Gramsci earned his spot on the flashcard because of those notebooks, particularly his theory of cultural hegemony. In its most basic form, the idea is this: violence is not the primary means by which ruling classes hold onto power. They uphold it by making their beliefs seem natural, inevitable, and unquestionable. Schools, universities, newspapers, and places of worship are all places where a certain worldview is propagated to such an extent that most people never consider questioning it. In other words, the dominated learn to accept their own dominance.
When sociology teachers incorporate Gramsci into their curricula, it seems as though they are teaching more than just history. Students are being given a lens through which all of the institutions they have ever trusted may appear to be different. That is not an act of neutrality. It wasn’t intended to be.

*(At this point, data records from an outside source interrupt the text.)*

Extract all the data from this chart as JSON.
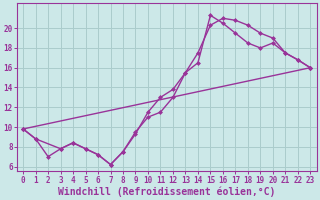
{
  "title": "",
  "xlabel": "Windchill (Refroidissement éolien,°C)",
  "ylabel": "",
  "bg_color": "#cce8e8",
  "grid_color": "#aacccc",
  "line_color": "#993399",
  "xlim": [
    -0.5,
    23.5
  ],
  "ylim": [
    5.5,
    22.5
  ],
  "xticks": [
    0,
    1,
    2,
    3,
    4,
    5,
    6,
    7,
    8,
    9,
    10,
    11,
    12,
    13,
    14,
    15,
    16,
    17,
    18,
    19,
    20,
    21,
    22,
    23
  ],
  "yticks": [
    6,
    8,
    10,
    12,
    14,
    16,
    18,
    20
  ],
  "line1_x": [
    0,
    1,
    2,
    3,
    4,
    5,
    6,
    7,
    8,
    9,
    10,
    11,
    12,
    13,
    14,
    15,
    16,
    17,
    18,
    19,
    20,
    21,
    22,
    23
  ],
  "line1_y": [
    9.8,
    8.8,
    7.0,
    7.8,
    8.4,
    7.8,
    7.2,
    6.2,
    7.5,
    9.3,
    11.5,
    13.0,
    13.8,
    15.5,
    17.5,
    20.3,
    21.0,
    20.8,
    20.3,
    19.5,
    19.0,
    17.5,
    16.8,
    16.0
  ],
  "line2_x": [
    0,
    1,
    3,
    4,
    5,
    6,
    7,
    8,
    9,
    10,
    11,
    12,
    13,
    14,
    15,
    16,
    17,
    18,
    19,
    20,
    21,
    22,
    23
  ],
  "line2_y": [
    9.8,
    8.8,
    7.8,
    8.4,
    7.8,
    7.2,
    6.2,
    7.5,
    9.5,
    11.0,
    11.5,
    13.0,
    15.5,
    16.5,
    21.3,
    20.5,
    19.5,
    18.5,
    18.0,
    18.5,
    17.5,
    16.8,
    16.0
  ],
  "line3_x": [
    0,
    23
  ],
  "line3_y": [
    9.8,
    16.0
  ],
  "marker": "D",
  "marker_size": 2.5,
  "line_width": 1.0,
  "tick_fontsize": 5.5,
  "xlabel_fontsize": 7.0
}
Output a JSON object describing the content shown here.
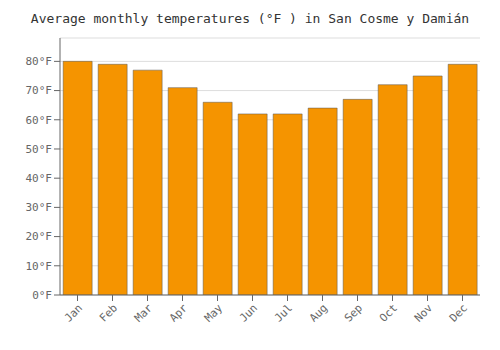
{
  "chart_data": {
    "type": "bar",
    "title": "Average monthly temperatures (°F ) in San Cosme y Damián",
    "categories": [
      "Jan",
      "Feb",
      "Mar",
      "Apr",
      "May",
      "Jun",
      "Jul",
      "Aug",
      "Sep",
      "Oct",
      "Nov",
      "Dec"
    ],
    "values": [
      80,
      79,
      77,
      71,
      66,
      62,
      62,
      64,
      67,
      72,
      75,
      79
    ],
    "color": "#F59400",
    "ylim": [
      0,
      88
    ],
    "yticks": [
      {
        "value": 0,
        "label": "0°F"
      },
      {
        "value": 10,
        "label": "10°F"
      },
      {
        "value": 20,
        "label": "20°F"
      },
      {
        "value": 30,
        "label": "30°F"
      },
      {
        "value": 40,
        "label": "40°F"
      },
      {
        "value": 50,
        "label": "50°F"
      },
      {
        "value": 60,
        "label": "60°F"
      },
      {
        "value": 70,
        "label": "70°F"
      },
      {
        "value": 80,
        "label": "80°F"
      }
    ],
    "grid": true
  }
}
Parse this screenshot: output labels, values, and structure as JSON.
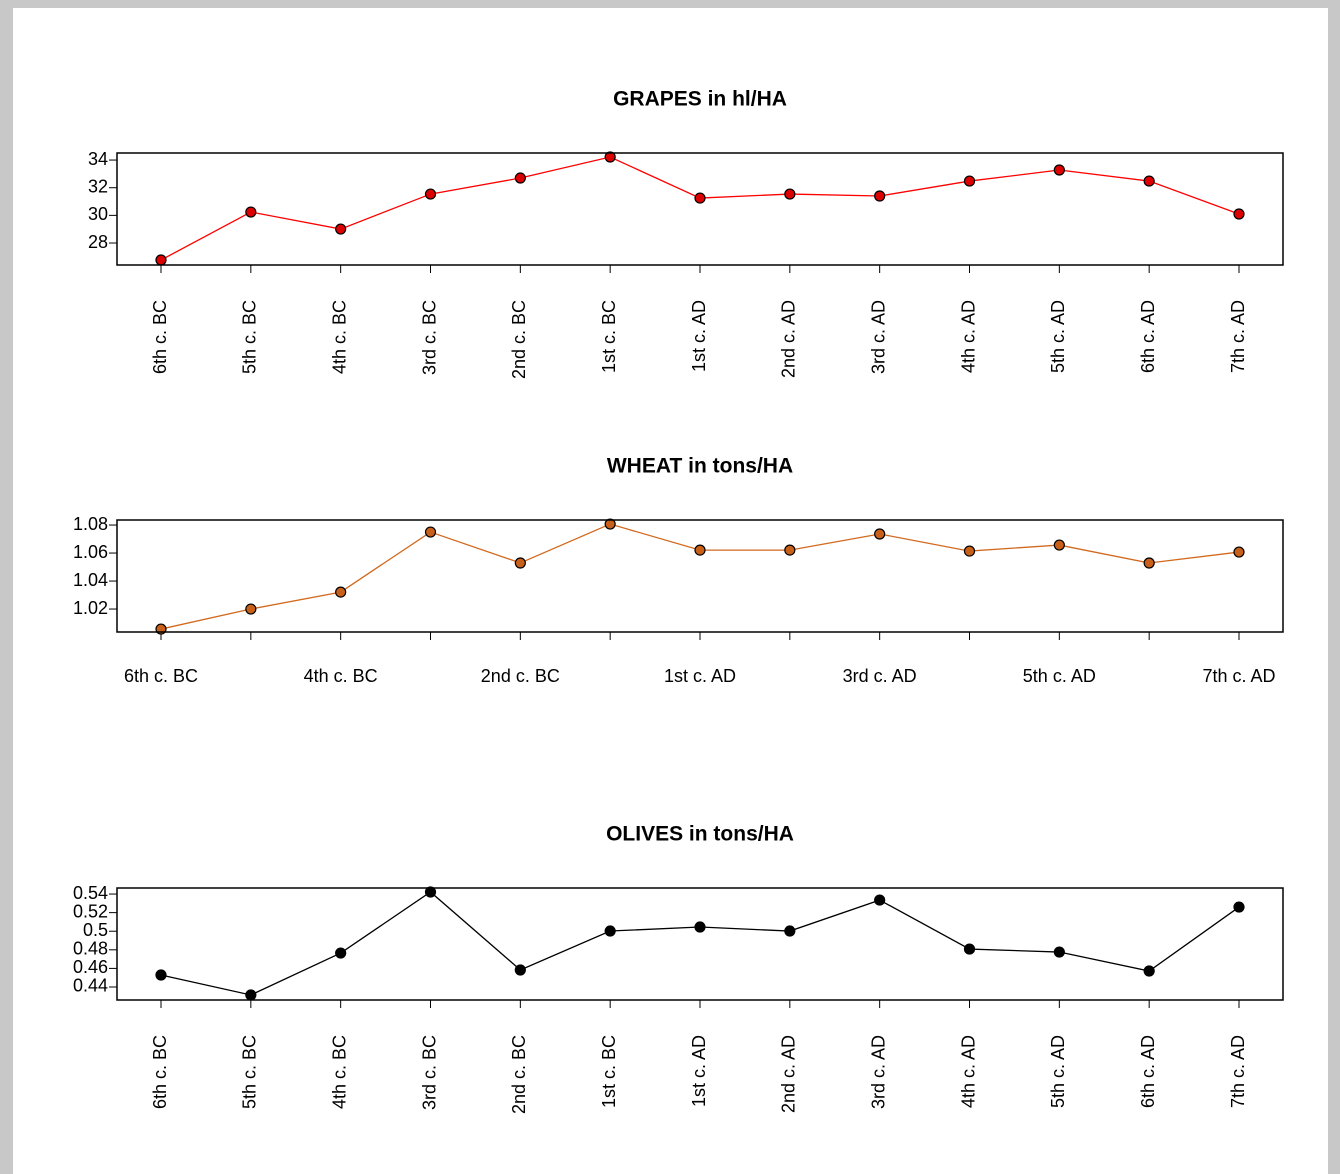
{
  "chart_data": [
    {
      "type": "line",
      "title": "GRAPES in hl/HA",
      "categories": [
        "6th c. BC",
        "5th c. BC",
        "4th c. BC",
        "3rd c. BC",
        "2nd c. BC",
        "1st c. BC",
        "1st c. AD",
        "2nd c. AD",
        "3rd c. AD",
        "4th c. AD",
        "5th c. AD",
        "6th c. AD",
        "7th c. AD"
      ],
      "values": [
        26.77,
        30.24,
        29.01,
        31.54,
        32.7,
        34.22,
        31.25,
        31.54,
        31.4,
        32.48,
        33.28,
        32.48,
        30.1
      ],
      "color": "#ff0000",
      "marker_color": "#dd0000",
      "ylim": [
        26.41,
        34.51
      ],
      "yticks": [
        28,
        30,
        32,
        34
      ]
    },
    {
      "type": "line",
      "title": "WHEAT in tons/HA",
      "categories": [
        "6th c. BC",
        null,
        "4th c. BC",
        null,
        "2nd c. BC",
        null,
        "1st c. AD",
        null,
        "3rd c. AD",
        null,
        "5th c. AD",
        null,
        "7th c. AD"
      ],
      "values": [
        1.0057,
        1.02,
        1.0321,
        1.075,
        1.0529,
        1.0807,
        1.0621,
        1.0621,
        1.0736,
        1.0614,
        1.0657,
        1.0529,
        1.0607
      ],
      "color": "#d2691e",
      "marker_color": "#c8601a",
      "ylim": [
        1.0036,
        1.0836
      ],
      "yticks": [
        1.02,
        1.04,
        1.06,
        1.08
      ]
    },
    {
      "type": "line",
      "title": "OLIVES in tons/HA",
      "categories": [
        "6th c. BC",
        "5th c. BC",
        "4th c. BC",
        "3rd c. BC",
        "2nd c. BC",
        "1st c. BC",
        "1st c. AD",
        "2nd c. AD",
        "3rd c. AD",
        "4th c. AD",
        "5th c. AD",
        "6th c. AD",
        "7th c. AD"
      ],
      "values": [
        0.4529,
        0.4314,
        0.4765,
        0.5422,
        0.4583,
        0.5002,
        0.5045,
        0.5002,
        0.5335,
        0.4808,
        0.4776,
        0.4572,
        0.526
      ],
      "color": "#000000",
      "marker_color": "#000000",
      "ylim": [
        0.426,
        0.5465
      ],
      "yticks": [
        0.44,
        0.46,
        0.48,
        0.5,
        0.52,
        0.54
      ]
    }
  ]
}
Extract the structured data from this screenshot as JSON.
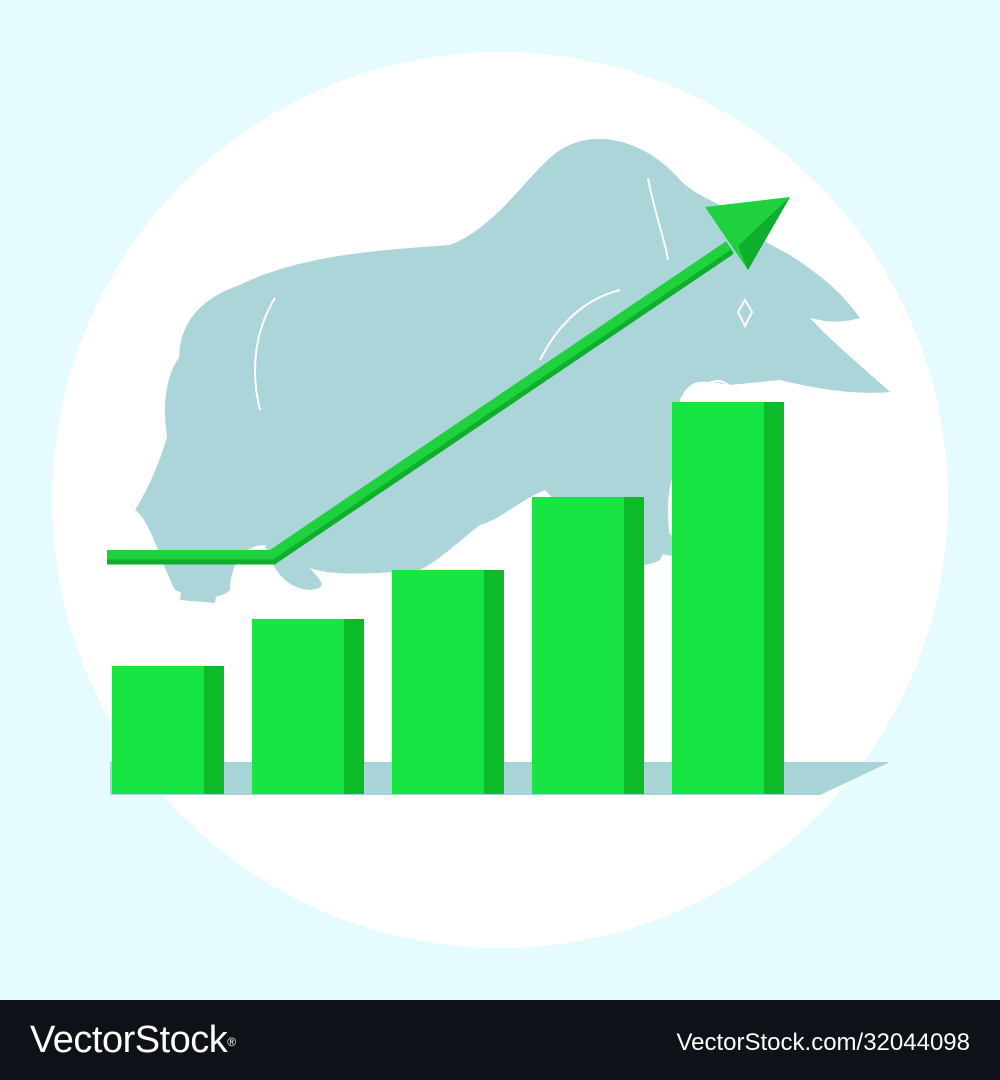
{
  "illustration": {
    "subject": "bull-market-growth-chart",
    "colors": {
      "background": "#e6fbfd",
      "circle": "#ffffff",
      "bull": "#acd5da",
      "bar_front": "#18e544",
      "bar_side": "#0dbb2a",
      "arrow": "#1fd13e",
      "shadow": "#a8d3d7"
    },
    "bars": [
      {
        "name": "bar-1",
        "relative_height": 0.33
      },
      {
        "name": "bar-2",
        "relative_height": 0.45
      },
      {
        "name": "bar-3",
        "relative_height": 0.57
      },
      {
        "name": "bar-4",
        "relative_height": 0.75
      },
      {
        "name": "bar-5",
        "relative_height": 1.0
      }
    ]
  },
  "footer": {
    "brand": "VectorStock",
    "registered_mark": "®",
    "image_id": "VectorStock.com/32044098"
  }
}
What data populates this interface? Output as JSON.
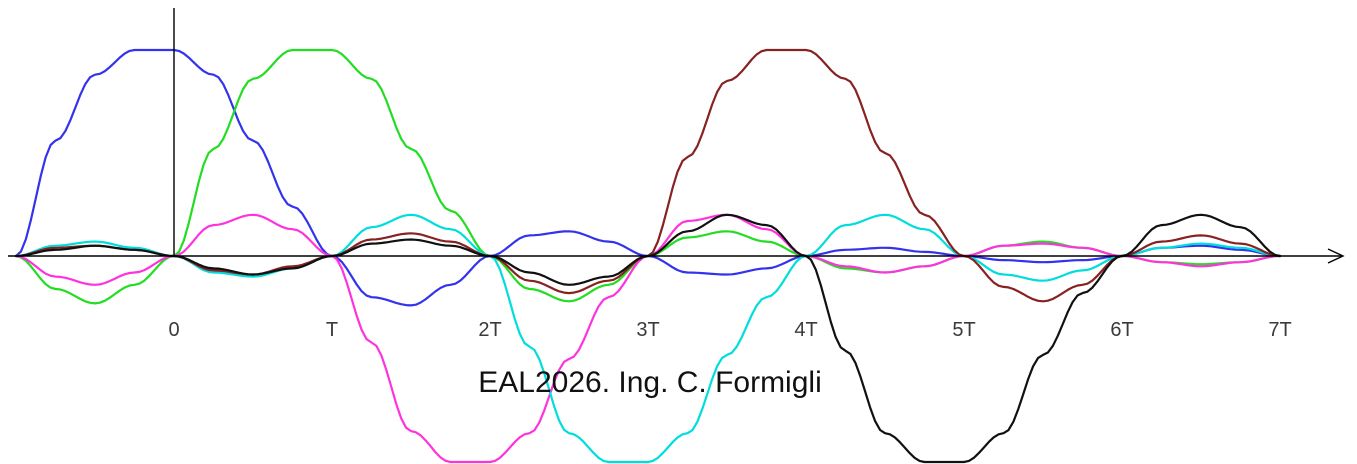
{
  "chart_data": {
    "type": "line",
    "x_ticks": [
      {
        "x": 0,
        "label": "0"
      },
      {
        "x": 1,
        "label": "T"
      },
      {
        "x": 2,
        "label": "2T"
      },
      {
        "x": 3,
        "label": "3T"
      },
      {
        "x": 4,
        "label": "4T"
      },
      {
        "x": 5,
        "label": "5T"
      },
      {
        "x": 6,
        "label": "6T"
      },
      {
        "x": 7,
        "label": "7T"
      }
    ],
    "xlim": [
      -1,
      7
    ],
    "ylim": [
      -1,
      1
    ],
    "grid": false,
    "series": [
      {
        "color": "#3333ee",
        "x": [
          -1,
          -0.75,
          -0.5,
          -0.25,
          0,
          0.25,
          0.5,
          0.75,
          1,
          1.25,
          1.5,
          1.75,
          2,
          2.25,
          2.5,
          2.75,
          3,
          3.25,
          3.5,
          3.75,
          4,
          4.25,
          4.5,
          4.75,
          5,
          5.25,
          5.5,
          5.75,
          6,
          6.25,
          6.5,
          6.75,
          7
        ],
        "y": [
          0,
          0.56,
          0.88,
          1.0,
          1.0,
          0.88,
          0.56,
          0.24,
          0,
          -0.2,
          -0.24,
          -0.14,
          0,
          0.1,
          0.12,
          0.07,
          0,
          -0.08,
          -0.09,
          -0.06,
          0,
          0.03,
          0.04,
          0.02,
          0,
          -0.02,
          -0.03,
          -0.02,
          0,
          0.04,
          0.05,
          0.03,
          0
        ]
      },
      {
        "color": "#22dd22",
        "x": [
          -1,
          -0.75,
          -0.5,
          -0.25,
          0,
          0.25,
          0.5,
          0.75,
          1,
          1.25,
          1.5,
          1.75,
          2,
          2.25,
          2.5,
          2.75,
          3,
          3.25,
          3.5,
          3.75,
          4,
          4.25,
          4.5,
          4.75,
          5,
          5.25,
          5.5,
          5.75,
          6,
          6.25,
          6.5,
          6.75,
          7
        ],
        "y": [
          0,
          -0.16,
          -0.23,
          -0.14,
          0,
          0.52,
          0.86,
          1.0,
          1.0,
          0.86,
          0.52,
          0.22,
          0,
          -0.16,
          -0.22,
          -0.14,
          0,
          0.09,
          0.12,
          0.07,
          0,
          -0.06,
          -0.08,
          -0.05,
          0,
          0.05,
          0.07,
          0.04,
          0,
          -0.03,
          -0.04,
          -0.03,
          0
        ]
      },
      {
        "color": "#ff33dd",
        "x": [
          -1,
          -0.75,
          -0.5,
          -0.25,
          0,
          0.25,
          0.5,
          0.75,
          1,
          1.25,
          1.5,
          1.75,
          2,
          2.25,
          2.5,
          2.75,
          3,
          3.25,
          3.5,
          3.75,
          4,
          4.25,
          4.5,
          4.75,
          5,
          5.25,
          5.5,
          5.75,
          6,
          6.25,
          6.5,
          6.75,
          7
        ],
        "y": [
          0,
          -0.1,
          -0.14,
          -0.08,
          0,
          0.15,
          0.2,
          0.13,
          0,
          -0.42,
          -0.85,
          -1.0,
          -1.0,
          -0.86,
          -0.5,
          -0.2,
          0,
          0.17,
          0.2,
          0.13,
          0,
          -0.05,
          -0.08,
          -0.05,
          0,
          0.05,
          0.06,
          0.04,
          0,
          -0.03,
          -0.05,
          -0.03,
          0
        ]
      },
      {
        "color": "#00dddd",
        "x": [
          -1,
          -0.75,
          -0.5,
          -0.25,
          0,
          0.25,
          0.5,
          0.75,
          1,
          1.25,
          1.5,
          1.75,
          2,
          2.25,
          2.5,
          2.75,
          3,
          3.25,
          3.5,
          3.75,
          4,
          4.25,
          4.5,
          4.75,
          5,
          5.25,
          5.5,
          5.75,
          6,
          6.25,
          6.5,
          6.75,
          7
        ],
        "y": [
          0,
          0.05,
          0.07,
          0.04,
          0,
          -0.08,
          -0.1,
          -0.06,
          0,
          0.14,
          0.2,
          0.13,
          0,
          -0.44,
          -0.86,
          -1.0,
          -1.0,
          -0.86,
          -0.48,
          -0.2,
          0,
          0.15,
          0.2,
          0.13,
          0,
          -0.09,
          -0.12,
          -0.07,
          0,
          0.04,
          0.06,
          0.04,
          0
        ]
      },
      {
        "color": "#882222",
        "x": [
          -1,
          -0.75,
          -0.5,
          -0.25,
          0,
          0.25,
          0.5,
          0.75,
          1,
          1.25,
          1.5,
          1.75,
          2,
          2.25,
          2.5,
          2.75,
          3,
          3.25,
          3.5,
          3.75,
          4,
          4.25,
          4.5,
          4.75,
          5,
          5.25,
          5.5,
          5.75,
          6,
          6.25,
          6.5,
          6.75,
          7
        ],
        "y": [
          0,
          0.04,
          0.05,
          0.03,
          0,
          -0.07,
          -0.09,
          -0.05,
          0,
          0.08,
          0.11,
          0.07,
          0,
          -0.12,
          -0.18,
          -0.12,
          0,
          0.48,
          0.85,
          1.0,
          1.0,
          0.86,
          0.5,
          0.2,
          0,
          -0.15,
          -0.22,
          -0.14,
          0,
          0.07,
          0.1,
          0.06,
          0
        ]
      },
      {
        "color": "#111111",
        "x": [
          -1,
          -0.75,
          -0.5,
          -0.25,
          0,
          0.25,
          0.5,
          0.75,
          1,
          1.25,
          1.5,
          1.75,
          2,
          2.25,
          2.5,
          2.75,
          3,
          3.25,
          3.5,
          3.75,
          4,
          4.25,
          4.5,
          4.75,
          5,
          5.25,
          5.5,
          5.75,
          6,
          6.25,
          6.5,
          6.75,
          7
        ],
        "y": [
          0,
          0.03,
          0.05,
          0.03,
          0,
          -0.06,
          -0.09,
          -0.06,
          0,
          0.06,
          0.08,
          0.05,
          0,
          -0.08,
          -0.14,
          -0.1,
          0,
          0.12,
          0.2,
          0.15,
          0,
          -0.46,
          -0.86,
          -1.0,
          -1.0,
          -0.86,
          -0.48,
          -0.18,
          0,
          0.15,
          0.2,
          0.14,
          0
        ]
      }
    ]
  },
  "annotation": {
    "credit": "EAL2026. Ing. C. Formigli"
  }
}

Physically, the card itself is unremarkable. typical shiny coating. A small photo, typically the well-known 1916 image of a young Gramsci wearing a jacket and appearing serious. His name, his dates, a line or two about hegemony. However, there is a political undertone to what is printed there that most educational materials try very hard to avoid. Émile Durkheim, Max Weber, and possibly Robert Merton are among the other cards in the sociology deck. These intellectuals posed important social questions, but their theories are not frequently characterized as liberating by one side of the political spectrum and dangerous by the other.

Gramsci is in a truly distinct realm. Labor organizers, civil rights activists, and academic departments that want their students to see themselves as potential agents of social change rather than passive recipients of knowledge have all used his concept of the “organic intellectual”—the idea that every social class produces its own thinkers who help articulate and defend its interests. The right-wing Republicans have taken notice. More than any other theorist, Gramsci is mentioned by opponents of what they refer to as “cultural Marxism” in educational institutions. Unbelievably, he has turned into a well-known villain in school board meetings from Florida to Idaho.
When you look at this objectively, you’ll notice how little of that culture war rhetoric connects to what Gramsci actually wrote. He was not calling for anything to be overthrown violently. In many respects, his theory of the “war of position”—the protracted, patient process of creating intellectual and cultural alternatives to the prevailing order—was advice to be patient. Through education and the development of new forms of common sense, change occurs gradually. Depending on your prior commitments, that is either fundamentally democratic or highly subversive.
It’s still unclear if the card’s controversy will force it into more classrooms or if it will eventually be discreetly taken out of the required course materials. There is no doubt that Gramsci would have fully grasped the dynamic. He devoted his professional life to examining the precise ways in which concepts are incorporated into or removed from official culture, including which concepts are deemed dangerous and which are accepted as normal. In a small way, the flashcard debate serves as an illustration of the theory that is written on the card. That is either a warning or a lovely irony, and most likely both at once.